Une «marée noire» au beau milieu des Etats-Unis

Lors d’auditions publiques tenues jeudi dernier au Nebraska, Etat qui serait traversé par l’oléoduc, les opposants au projet Keystone ont martelé, une nouvelle fois, leurs arguments: «La principale raison pour laquelle nous nous opposons à cet oléoduc, c'est parce qu'il représente une menace pour l'eau dont les propriétaires terriens dépendent pour travailler», a rappelé Jane Kleeb, directrice de la coalition des fermiers de l’Etat, soulignant qu’en cas d’accident une «marée noire» pourrait noyer les champs du centre des Etats-Unis. «Nous devons insister pour que le président Obama respecte son appel lancé en 2008 à l'émergence d'une génération qui va enfin libérer l'Amérique de la tyrannie du pétrole», renchérissait Charlie Spotted Tail, un représentant indien du Dakota du Sud.

Car le fond du problème est bien là: les Etats-Unis veulent échapper à une trop forte dépendance aux importations de pétrole en provenance de pays du Moyen-Orient. Le voisin canadien serait un partenaire commercial plus sûr et la récente exploitation de la manne des sables bitumineux de l’Alberta, au sud du Canada, est une aubaine pour les Etats-Unis. «Si nous ne voulons pas de ce pétrole, les Chinois sont clients: Ottawa et Pékin ont fait savoir que, si les Etats-Unis ne voulaient pas du pipeline, ils en construiraient un qui irait vers la côte ouest du Canada. En d’autres termes, le pétrole sera pompé quoi qu’il arrive, argue Jonah Goldberg, éditorialiste au magazine conservateur National review. Appa­remment aucun pays hormis les Etats-Unis n’a envie, en laissant le pétrole et le gaz dormir dans ses gisements, de passer à côté d’une croissance économique dont il a grandement besoin».

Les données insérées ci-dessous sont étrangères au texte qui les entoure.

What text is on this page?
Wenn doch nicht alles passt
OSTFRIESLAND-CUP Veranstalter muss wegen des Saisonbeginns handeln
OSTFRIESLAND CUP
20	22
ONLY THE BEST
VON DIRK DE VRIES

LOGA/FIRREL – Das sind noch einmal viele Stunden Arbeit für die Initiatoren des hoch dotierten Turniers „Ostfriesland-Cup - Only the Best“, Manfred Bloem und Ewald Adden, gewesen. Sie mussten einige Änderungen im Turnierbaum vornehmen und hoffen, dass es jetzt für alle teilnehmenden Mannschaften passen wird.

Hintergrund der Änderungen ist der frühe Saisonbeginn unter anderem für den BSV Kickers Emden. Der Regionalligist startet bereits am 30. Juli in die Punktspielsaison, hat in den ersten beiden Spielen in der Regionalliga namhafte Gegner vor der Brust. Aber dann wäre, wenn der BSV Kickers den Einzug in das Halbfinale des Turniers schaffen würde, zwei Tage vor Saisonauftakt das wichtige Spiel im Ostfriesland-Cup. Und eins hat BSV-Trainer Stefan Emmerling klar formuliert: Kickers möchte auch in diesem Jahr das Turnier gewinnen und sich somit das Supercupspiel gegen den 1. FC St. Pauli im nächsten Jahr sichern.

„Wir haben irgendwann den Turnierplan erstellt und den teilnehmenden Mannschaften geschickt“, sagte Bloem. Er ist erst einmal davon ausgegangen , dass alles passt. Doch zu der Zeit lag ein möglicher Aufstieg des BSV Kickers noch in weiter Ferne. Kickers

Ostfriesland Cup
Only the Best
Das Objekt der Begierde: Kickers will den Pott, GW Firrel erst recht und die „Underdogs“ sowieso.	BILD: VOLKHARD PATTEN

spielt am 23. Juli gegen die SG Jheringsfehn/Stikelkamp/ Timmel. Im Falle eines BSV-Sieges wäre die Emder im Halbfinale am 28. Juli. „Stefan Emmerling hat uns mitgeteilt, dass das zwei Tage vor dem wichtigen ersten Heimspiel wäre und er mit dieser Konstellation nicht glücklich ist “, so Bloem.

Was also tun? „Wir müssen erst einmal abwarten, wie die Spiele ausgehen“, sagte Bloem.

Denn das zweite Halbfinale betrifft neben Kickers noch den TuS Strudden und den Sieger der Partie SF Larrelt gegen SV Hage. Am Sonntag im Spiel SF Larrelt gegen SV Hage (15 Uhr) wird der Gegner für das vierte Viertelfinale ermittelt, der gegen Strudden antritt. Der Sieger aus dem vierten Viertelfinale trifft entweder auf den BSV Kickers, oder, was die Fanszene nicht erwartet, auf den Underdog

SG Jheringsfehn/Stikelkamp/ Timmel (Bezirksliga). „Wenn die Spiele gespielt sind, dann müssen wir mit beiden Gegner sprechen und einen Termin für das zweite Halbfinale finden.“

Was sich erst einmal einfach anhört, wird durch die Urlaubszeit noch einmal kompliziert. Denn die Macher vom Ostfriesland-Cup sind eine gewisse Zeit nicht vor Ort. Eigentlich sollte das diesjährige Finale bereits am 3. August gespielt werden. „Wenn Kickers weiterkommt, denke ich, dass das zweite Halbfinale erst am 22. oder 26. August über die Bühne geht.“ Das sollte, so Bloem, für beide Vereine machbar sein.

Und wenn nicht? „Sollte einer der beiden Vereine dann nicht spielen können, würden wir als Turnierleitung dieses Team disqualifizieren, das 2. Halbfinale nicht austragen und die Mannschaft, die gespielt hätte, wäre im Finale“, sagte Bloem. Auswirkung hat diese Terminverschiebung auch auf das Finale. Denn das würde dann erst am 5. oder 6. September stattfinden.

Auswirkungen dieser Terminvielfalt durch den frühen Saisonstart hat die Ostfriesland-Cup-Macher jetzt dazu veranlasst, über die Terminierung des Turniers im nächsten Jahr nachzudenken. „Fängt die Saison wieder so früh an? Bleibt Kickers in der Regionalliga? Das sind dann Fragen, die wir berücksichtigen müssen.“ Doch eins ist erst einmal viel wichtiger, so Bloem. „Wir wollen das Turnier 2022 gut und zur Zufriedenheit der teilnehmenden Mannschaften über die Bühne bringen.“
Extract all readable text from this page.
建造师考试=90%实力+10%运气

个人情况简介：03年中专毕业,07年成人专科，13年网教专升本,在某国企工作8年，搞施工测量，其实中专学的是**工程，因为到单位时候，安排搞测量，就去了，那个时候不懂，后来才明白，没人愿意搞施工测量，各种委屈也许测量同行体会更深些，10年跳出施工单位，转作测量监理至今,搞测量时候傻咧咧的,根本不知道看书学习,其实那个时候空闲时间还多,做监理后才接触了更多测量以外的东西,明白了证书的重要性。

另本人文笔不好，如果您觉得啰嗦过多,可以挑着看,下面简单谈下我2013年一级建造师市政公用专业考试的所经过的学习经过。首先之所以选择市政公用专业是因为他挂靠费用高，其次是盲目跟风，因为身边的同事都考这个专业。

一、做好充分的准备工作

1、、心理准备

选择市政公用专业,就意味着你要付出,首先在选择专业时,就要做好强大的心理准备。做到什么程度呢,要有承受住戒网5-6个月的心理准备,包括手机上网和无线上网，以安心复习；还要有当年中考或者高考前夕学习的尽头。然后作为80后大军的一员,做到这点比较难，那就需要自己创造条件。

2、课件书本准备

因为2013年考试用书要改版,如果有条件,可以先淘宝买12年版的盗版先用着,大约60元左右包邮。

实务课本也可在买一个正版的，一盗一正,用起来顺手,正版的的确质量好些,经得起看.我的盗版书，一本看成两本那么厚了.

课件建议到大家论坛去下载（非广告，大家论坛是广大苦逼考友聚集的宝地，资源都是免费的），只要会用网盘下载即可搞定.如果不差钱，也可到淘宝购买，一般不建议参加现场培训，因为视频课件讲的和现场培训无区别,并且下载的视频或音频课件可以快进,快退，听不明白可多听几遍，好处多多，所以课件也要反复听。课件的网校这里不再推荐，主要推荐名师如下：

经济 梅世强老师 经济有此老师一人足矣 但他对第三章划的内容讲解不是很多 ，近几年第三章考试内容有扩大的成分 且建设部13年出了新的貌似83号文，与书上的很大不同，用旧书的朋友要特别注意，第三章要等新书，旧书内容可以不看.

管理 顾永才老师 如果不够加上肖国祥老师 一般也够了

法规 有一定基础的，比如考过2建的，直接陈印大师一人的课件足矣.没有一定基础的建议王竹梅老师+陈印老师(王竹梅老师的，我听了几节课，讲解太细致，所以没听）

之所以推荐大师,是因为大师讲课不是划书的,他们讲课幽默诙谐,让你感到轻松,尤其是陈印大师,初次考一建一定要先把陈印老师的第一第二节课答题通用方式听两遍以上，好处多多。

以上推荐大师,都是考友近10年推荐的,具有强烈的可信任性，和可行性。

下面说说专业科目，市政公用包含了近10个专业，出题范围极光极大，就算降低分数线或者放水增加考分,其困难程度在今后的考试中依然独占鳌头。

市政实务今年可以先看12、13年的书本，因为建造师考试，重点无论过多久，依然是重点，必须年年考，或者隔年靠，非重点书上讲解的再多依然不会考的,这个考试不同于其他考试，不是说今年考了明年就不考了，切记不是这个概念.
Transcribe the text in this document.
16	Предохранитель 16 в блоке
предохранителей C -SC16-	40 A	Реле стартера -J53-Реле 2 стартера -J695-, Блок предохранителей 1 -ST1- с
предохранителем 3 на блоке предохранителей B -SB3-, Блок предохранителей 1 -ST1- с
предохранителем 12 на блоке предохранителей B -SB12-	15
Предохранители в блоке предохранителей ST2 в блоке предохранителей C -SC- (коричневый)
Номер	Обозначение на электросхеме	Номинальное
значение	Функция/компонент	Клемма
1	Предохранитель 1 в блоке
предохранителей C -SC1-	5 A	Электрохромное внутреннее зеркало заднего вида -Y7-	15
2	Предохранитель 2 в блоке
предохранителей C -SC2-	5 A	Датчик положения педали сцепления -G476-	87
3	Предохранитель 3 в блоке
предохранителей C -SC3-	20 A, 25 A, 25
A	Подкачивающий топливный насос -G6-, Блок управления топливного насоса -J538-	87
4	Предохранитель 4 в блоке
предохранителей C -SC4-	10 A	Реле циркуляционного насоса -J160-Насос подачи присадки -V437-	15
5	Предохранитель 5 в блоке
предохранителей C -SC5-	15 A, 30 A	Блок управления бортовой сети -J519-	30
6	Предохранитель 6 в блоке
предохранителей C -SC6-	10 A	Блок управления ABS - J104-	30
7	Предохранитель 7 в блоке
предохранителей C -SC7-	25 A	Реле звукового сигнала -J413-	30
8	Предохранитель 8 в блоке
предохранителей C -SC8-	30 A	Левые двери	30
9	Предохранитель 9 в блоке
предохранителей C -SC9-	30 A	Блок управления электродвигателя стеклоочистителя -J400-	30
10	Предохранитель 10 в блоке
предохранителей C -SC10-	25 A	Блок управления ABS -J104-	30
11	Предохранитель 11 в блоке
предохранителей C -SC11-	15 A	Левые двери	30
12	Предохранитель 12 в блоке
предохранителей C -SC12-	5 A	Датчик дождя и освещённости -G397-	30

Bientôt dans nos moteurs européens?

L’argument massue de la croissance fait mouche: le chantier estimé à 5,3 milliards de dollars (environ 4 milliards d’euros) créerait, selon le promoteur TransCanada, 6.500 emplois directs aux Etats-Unis. En acheminant 1,4 million de barils par jour vers le Texas, il augmenterait la production pétrolière américaine, dirigeant les Etats-Unis vers la place de premier producteur mondial d’ici quatre ans avec l’aide des exploitations de gaz de schiste. Et ce pétrole pourrait bien finir dans nos moteurs européens: selon Steve Kretzmann, porte-parole de l’organisation Oil Change International, «Les raffineurs qui bénéficieront du brut de Keystone exportent déjà 60% de leur production. En outre, les sables bitumineux sont un pétrole très lourd et la forme de raffinage la plus rentable est d’en faire du diesel, pour lequel les marchés les plus dynamiques sont en Europe ou en Amérique latine».

Les écologistes, eux, refusent de baisser les bras. Les dégâts environnementaux causés par les exploitations de sables bitumineux au Canada, les risques pour les sols américains et la dépendance aux énergies fossiles, émettrices de CO2, les mobilisent en masse pour demander à Barack Obama de dire non à cette «folie pure et simple»: «Si le président Obama rejetait l’oléoduc, il serait le premier dirigeant au monde à bloquer un grand projet d’infrastructures en raison des dommages que celui-ci causerait au climat. Il laisserait là un héritage – le seul que les gens retiendraient dans les décennies à venir», écrit l’écologiste Bill McKibben, fondateur du mouvement 350.org. Même sans oléoduc, le «pétrole le plus sale de la terre» a déjà coupé l’Amérique en deux.